Komputer telah lama digunakan oleh anak-anak dan orang dewasa sebagai sumber informasi yang dapat diandalkan. Lebih dari 20% anak-anak sekarang memiliki komputer di kamar mereka sendiri dan melalui Internet memiliki akses ke sumber informasi dan interaksi yang tidak terbatas. Namun, risiko kecanduan sangat besar di antara anak-anak yang terpapar Internet tanpa pedoman orang tua yang kuat.

Penggunaan internet yang berlebihan di kalangan anak-anak dapat menyebabkan masalah kesehatan seperti obesitas, sakit kepala dan kesehatan umum karena kurangnya aktivitas fisik. Anak-anak mungkin menjadi tidak adaptif secara sosial dan kurang mampu berkomunikasi dengan baik dengan teman dan keluarga. Pedofil dapat dan memang menargetkan anak-anak secara online. Ada risiko tinggi bahwa anak-anak yang menggunakan Internet secara berlebihan akan terpapar konten seksual yang tidak pantas serta penipuan. Bermain game dan penggunaan layanan online secara berlebihan juga dapat mengakibatkan anak menghabiskan uang tanpa sepengetahuan orang tuanya. Terakhir, mayoritas game online populer menggambarkan penggunaan kekerasan yang berlebihan. Melihat kekerasan sepele di dunia maya, seperti televisi atau internet telah dikaitkan dengan peningkatan yang signifikan dalam perilaku kekerasan di kalangan pemirsa muda.

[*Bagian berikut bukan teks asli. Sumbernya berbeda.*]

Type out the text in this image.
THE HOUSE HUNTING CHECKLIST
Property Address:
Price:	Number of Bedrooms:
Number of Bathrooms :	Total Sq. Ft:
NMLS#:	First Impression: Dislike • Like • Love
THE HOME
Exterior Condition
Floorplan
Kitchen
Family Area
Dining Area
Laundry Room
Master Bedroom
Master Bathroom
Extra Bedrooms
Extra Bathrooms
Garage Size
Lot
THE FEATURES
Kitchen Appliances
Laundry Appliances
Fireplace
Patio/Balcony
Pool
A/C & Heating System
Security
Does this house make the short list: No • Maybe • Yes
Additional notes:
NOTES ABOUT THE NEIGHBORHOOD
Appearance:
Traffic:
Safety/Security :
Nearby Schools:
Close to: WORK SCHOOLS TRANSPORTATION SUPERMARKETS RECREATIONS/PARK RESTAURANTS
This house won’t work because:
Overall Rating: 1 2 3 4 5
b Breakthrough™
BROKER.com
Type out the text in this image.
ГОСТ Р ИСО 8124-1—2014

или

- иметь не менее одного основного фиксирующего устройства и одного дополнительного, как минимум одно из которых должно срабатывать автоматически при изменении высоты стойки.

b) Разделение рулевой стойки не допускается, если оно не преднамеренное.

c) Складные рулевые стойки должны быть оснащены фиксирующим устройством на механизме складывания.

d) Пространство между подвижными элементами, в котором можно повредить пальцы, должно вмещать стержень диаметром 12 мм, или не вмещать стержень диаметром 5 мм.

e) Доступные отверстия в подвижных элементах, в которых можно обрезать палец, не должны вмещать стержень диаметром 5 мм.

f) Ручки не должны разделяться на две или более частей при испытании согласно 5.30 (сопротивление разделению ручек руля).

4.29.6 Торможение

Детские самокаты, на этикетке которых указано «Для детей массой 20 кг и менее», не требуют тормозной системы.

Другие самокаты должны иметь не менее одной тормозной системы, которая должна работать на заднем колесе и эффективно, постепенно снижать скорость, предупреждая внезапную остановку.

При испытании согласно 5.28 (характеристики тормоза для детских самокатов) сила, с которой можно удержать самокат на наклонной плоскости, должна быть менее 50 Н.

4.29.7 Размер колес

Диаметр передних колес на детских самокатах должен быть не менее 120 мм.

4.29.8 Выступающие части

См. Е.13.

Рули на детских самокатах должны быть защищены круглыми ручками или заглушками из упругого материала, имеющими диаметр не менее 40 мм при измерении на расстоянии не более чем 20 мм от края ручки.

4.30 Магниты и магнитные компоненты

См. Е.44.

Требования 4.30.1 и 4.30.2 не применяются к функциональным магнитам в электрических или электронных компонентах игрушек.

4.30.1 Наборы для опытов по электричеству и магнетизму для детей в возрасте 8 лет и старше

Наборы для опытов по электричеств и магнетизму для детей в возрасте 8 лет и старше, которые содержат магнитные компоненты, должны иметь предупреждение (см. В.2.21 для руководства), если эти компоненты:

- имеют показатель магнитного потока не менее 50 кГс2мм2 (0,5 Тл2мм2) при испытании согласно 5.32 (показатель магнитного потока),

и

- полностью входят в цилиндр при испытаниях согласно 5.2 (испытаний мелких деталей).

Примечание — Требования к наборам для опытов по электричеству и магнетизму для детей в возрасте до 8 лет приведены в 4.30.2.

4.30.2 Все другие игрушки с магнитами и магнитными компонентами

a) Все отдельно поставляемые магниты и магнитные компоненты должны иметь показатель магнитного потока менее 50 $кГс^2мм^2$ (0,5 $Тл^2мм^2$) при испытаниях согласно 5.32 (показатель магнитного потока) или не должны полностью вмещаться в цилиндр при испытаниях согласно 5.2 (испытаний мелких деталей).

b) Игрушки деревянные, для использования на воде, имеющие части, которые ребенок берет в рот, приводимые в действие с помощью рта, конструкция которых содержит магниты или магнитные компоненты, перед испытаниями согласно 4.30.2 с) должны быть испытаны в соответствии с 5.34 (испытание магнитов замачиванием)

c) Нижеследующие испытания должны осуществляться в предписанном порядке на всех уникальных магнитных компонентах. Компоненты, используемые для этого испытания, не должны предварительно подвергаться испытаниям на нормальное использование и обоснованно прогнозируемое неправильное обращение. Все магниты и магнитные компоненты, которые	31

Jadi, apa saja tanda-tanda peringatan kecanduan internet? Psikolog dan media telah menyusun daftar tanda peringatan untuk kecanduan internet:

1. Internet sering digunakan sebagai cara untuk melarikan diri dari masalah atau menghilangkan perasaan stres.

2. Anak Anda sering kehilangan waktu saat online.

3. Tidur dikorbankan untuk kesempatan menghabiskan lebih banyak waktu online.

4. Anak Anda lebih suka menghabiskan lebih banyak waktu online daripada dengan teman atau keluarga.

5. Dia berbohong kepada anggota keluarga dan teman tentang jumlah waktu atau sifat berselancar yang dilakukan di Internet.

6. Anak Anda menjadi mudah tersinggung jika mereka tidak diizinkan mengakses Internet.

7. Dia telah kehilangan minat pada aktivitas yang dulu mereka rasakan menyenangkan sebelum mendapatkan akses online.

8. Anak Anda membentuk hubungan baru dengan orang-orang yang mereka temui secara online.

9. Mereka memeriksa email mereka beberapa kali sehari.

10. Dia telah mengkompromikan hubungan, prestasi atau kesempatan pendidikan karena Internet.

11. Anak Anda tidak mematuhi batas waktu yang ditetapkan untuk penggunaan Internet.

12. Mereka sering makan di depan komputer.

13. Anak Anda mengalami gejala putus zat antara lain: gelisah, gelisah, atau berjabat tangan setelah lama tidak menggunakan Internet.

14. Anak Anda sibuk kembali online saat jauh dari komputer.

15. Mereka kesulitan membedakan antara dunia maya dan dunia nyata.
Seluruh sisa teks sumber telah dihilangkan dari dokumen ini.